2. Reliability: Troubleshooting and locating the technical issues, bottleneck analysis, managing system high availability architecture transformation and upgrading.
3. Efficiency: Building automated operation solutions for large-scale systems; partnering with system development teams for system iteration.
4. Efficiency: Designing and implementing software platforms and monitoring frameworks for efficient, automated, and intelligent service-oriented architecture (SOA) governance.
5. Cost: There are millions of CPUs. We should build delivery standards, and monitor and budget systems to optimize the cost of the company.
6. Compliance: Designing and setting up new IDC; designing and implementing data protection plan to meet the standard requirement.
Qualifications
Minimum Qualifications:
- Bachelor's / Master's Degree in Computer Science or related major, with at least 5 years of relevant experience;
- Solid basic knowledge of computer software, understanding of Linux operating system, storage, network IO and other related principles.

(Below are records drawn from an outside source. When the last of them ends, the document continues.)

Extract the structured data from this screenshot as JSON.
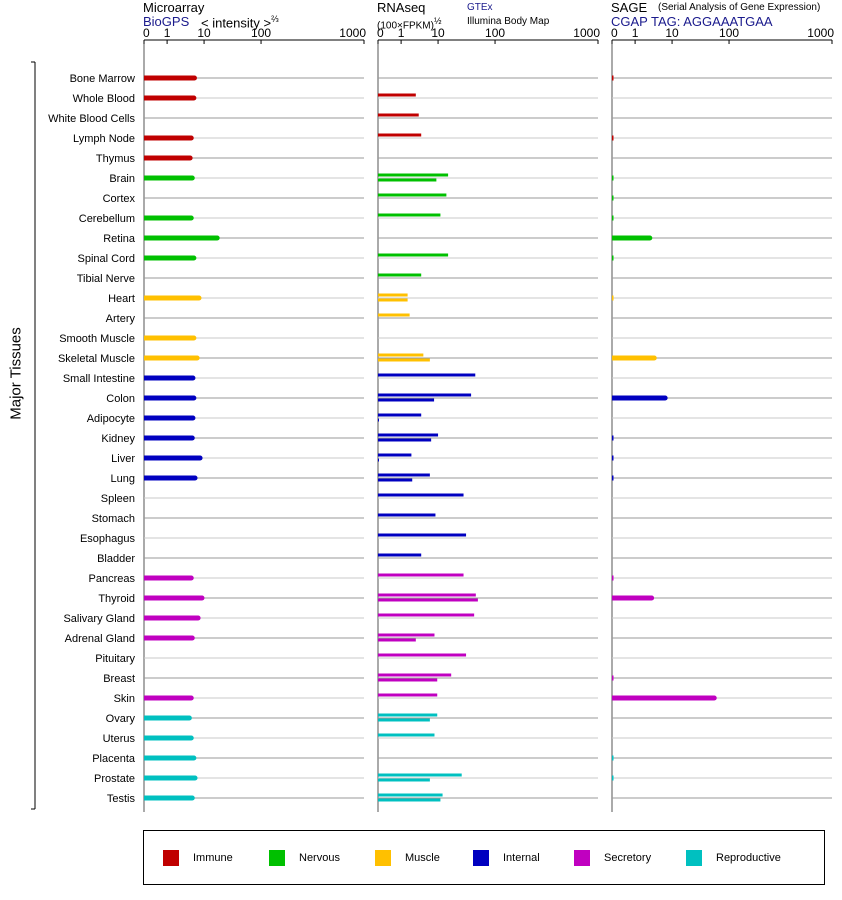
{
  "page": {
    "y_axis_label": "Major Tissues"
  },
  "panels": {
    "microarray": {
      "title": "Microarray",
      "source_link": "BioGPS",
      "axis_caption": "< intensity >",
      "axis_power": "⅔"
    },
    "rnaseq": {
      "title": "RNAseq",
      "axis_caption": "(100×FPKM)",
      "axis_power": "½",
      "source_link": "GTEx",
      "source_secondary": "Illumina Body Map"
    },
    "sage": {
      "title": "SAGE",
      "subtitle": "(Serial Analysis of Gene Expression)",
      "tag_line": "CGAP TAG: AGGAAATGAA"
    }
  },
  "chart_data": {
    "type": "bar",
    "orientation": "horizontal",
    "tick_labels": [
      "0",
      "1",
      "10",
      "100",
      "1000"
    ],
    "tick_values": [
      0,
      1,
      10,
      100,
      1000
    ],
    "xlim": [
      0,
      1000
    ],
    "grid": true,
    "legend_position": "bottom",
    "categories": [
      "Bone Marrow",
      "Whole Blood",
      "White Blood Cells",
      "Lymph Node",
      "Thymus",
      "Brain",
      "Cortex",
      "Cerebellum",
      "Retina",
      "Spinal Cord",
      "Tibial Nerve",
      "Heart",
      "Artery",
      "Smooth Muscle",
      "Skeletal Muscle",
      "Small Intestine",
      "Colon",
      "Adipocyte",
      "Kidney",
      "Liver",
      "Lung",
      "Spleen",
      "Stomach",
      "Esophagus",
      "Bladder",
      "Pancreas",
      "Thyroid",
      "Salivary Gland",
      "Adrenal Gland",
      "Pituitary",
      "Breast",
      "Skin",
      "Ovary",
      "Uterus",
      "Placenta",
      "Prostate",
      "Testis"
    ],
    "groups": [
      "immune",
      "immune",
      "immune",
      "immune",
      "immune",
      "nervous",
      "nervous",
      "nervous",
      "nervous",
      "nervous",
      "nervous",
      "muscle",
      "muscle",
      "muscle",
      "muscle",
      "internal",
      "internal",
      "internal",
      "internal",
      "internal",
      "internal",
      "internal",
      "internal",
      "internal",
      "internal",
      "secretory",
      "secretory",
      "secretory",
      "secretory",
      "secretory",
      "secretory",
      "secretory",
      "reproductive",
      "reproductive",
      "reproductive",
      "reproductive",
      "reproductive"
    ],
    "group_colors": {
      "immune": "#c00000",
      "nervous": "#00c000",
      "muscle": "#ffc000",
      "internal": "#0000c0",
      "secretory": "#c000c0",
      "reproductive": "#00c0c0"
    },
    "legend": [
      {
        "key": "immune",
        "label": "Immune"
      },
      {
        "key": "nervous",
        "label": "Nervous"
      },
      {
        "key": "muscle",
        "label": "Muscle"
      },
      {
        "key": "internal",
        "label": "Internal"
      },
      {
        "key": "secretory",
        "label": "Secretory"
      },
      {
        "key": "reproductive",
        "label": "Reproductive"
      }
    ],
    "microarray": [
      5.5,
      5.3,
      null,
      4.5,
      4.2,
      4.8,
      null,
      4.5,
      17,
      5.3,
      null,
      7.3,
      null,
      5.3,
      6.5,
      5,
      5.3,
      5,
      4.8,
      7.8,
      5.7,
      null,
      null,
      null,
      null,
      4.5,
      8.8,
      6.9,
      4.8,
      null,
      null,
      4.5,
      4,
      4.5,
      5.3,
      5.7,
      4.8
    ],
    "rnaseq_gtex": [
      null,
      2.5,
      null,
      null,
      null,
      15,
      null,
      null,
      null,
      null,
      null,
      null,
      null,
      null,
      null,
      null,
      null,
      null,
      null,
      null,
      null,
      null,
      null,
      null,
      null,
      null,
      null,
      null,
      null,
      null,
      null,
      null,
      null,
      null,
      null,
      null,
      null
    ],
    "rnaseq": [
      [
        null,
        2.5,
        null,
        null,
        null,
        15,
        null,
        null,
        null,
        null,
        null,
        null,
        null,
        null,
        null,
        null,
        null,
        null,
        null,
        null,
        null,
        null,
        null,
        null,
        null,
        null,
        null,
        null,
        null,
        null,
        null,
        null,
        null,
        null,
        null,
        null,
        null
      ],
      [
        null,
        null,
        3,
        3.5,
        null,
        9,
        14,
        11,
        null,
        15,
        3.5,
        1.5,
        1.7,
        null,
        4,
        45,
        38,
        3.5,
        10,
        1.9,
        6,
        28,
        8.5,
        31,
        3.5,
        28,
        46,
        43,
        8,
        31,
        17,
        9.5,
        9.5,
        8,
        null,
        26,
        12
      ],
      [
        null,
        null,
        null,
        null,
        null,
        null,
        null,
        null,
        null,
        null,
        null,
        1.5,
        null,
        null,
        6,
        null,
        7.8,
        0.02,
        6.5,
        0.02,
        2,
        null,
        null,
        null,
        null,
        null,
        50,
        null,
        2.5,
        null,
        9.5,
        null,
        6,
        null,
        null,
        6,
        11
      ]
    ],
    "sage": [
      0.05,
      null,
      null,
      0.05,
      null,
      0.05,
      0.03,
      0.03,
      2.5,
      0.04,
      null,
      0.02,
      null,
      null,
      3.3,
      null,
      6.5,
      null,
      0.05,
      0.05,
      0.05,
      null,
      null,
      null,
      null,
      0.05,
      2.8,
      null,
      null,
      null,
      0.05,
      55,
      null,
      null,
      0.05,
      0.05,
      null
    ]
  }
}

- Familiar with one or more programming languages, such as Python, Go, and Java. Knowledge of design patterns and coding principles is necessary.
Preferred Qualifications:
1. Experience with storage, and relevant system experience with the following: KV, Table, Graph, Redis, MySQL, MongoDB, MQ, and Kafka.
2. Experience with computing & big data, and system experience with the following: Kubernetes, Docker/Containers, AIops, Spark, Flink, Function as a service, RPC Framework, and Service Mesh.
Job Information
About Us
Founded in 2012, ByteDance's mission is to inspire creativity and enrich life. With a suite of more than a dozen products, including TikTok, Lemon8, CapCut and Pico as well as platforms specific to the China market, including Toutiao, Douyin, and Xigua, ByteDance has made it easier and more fun for people to connect with, consume, and create content.
Why Join ByteDanceInspiring creativity is at the core of ByteDance's mission. Our innovative products are built to help people authentically express themselves, discover and connect – and our global, diverse teams make that possible. Together, we create value for our communities, inspire creativity and enrich life - a mission we work towards every day.
As ByteDancers, we strive to do great things with great people. We lead with curiosity, humility, and a desire to make impact in a rapidly growing tech company. By constantly iterating and fostering an "Always Day 1" mindset, we achieve meaningful breakthroughs for ourselves, our Company, and our users. When we create and grow together, the possibilities are limitless. Join us.
Diversity & Inclusion
ByteDance is committed to creating an inclusive space where employees are valued for their skills, experiences, and unique perspectives. Our platform connects people from across the globe and so does our workplace. At ByteDance, our mission is to inspire creativity and enrich life. To achieve that goal, we are committed to celebrating our diverse voices and to creating an environment that reflects the many communities we reach. We are passionate about this and hope you are too.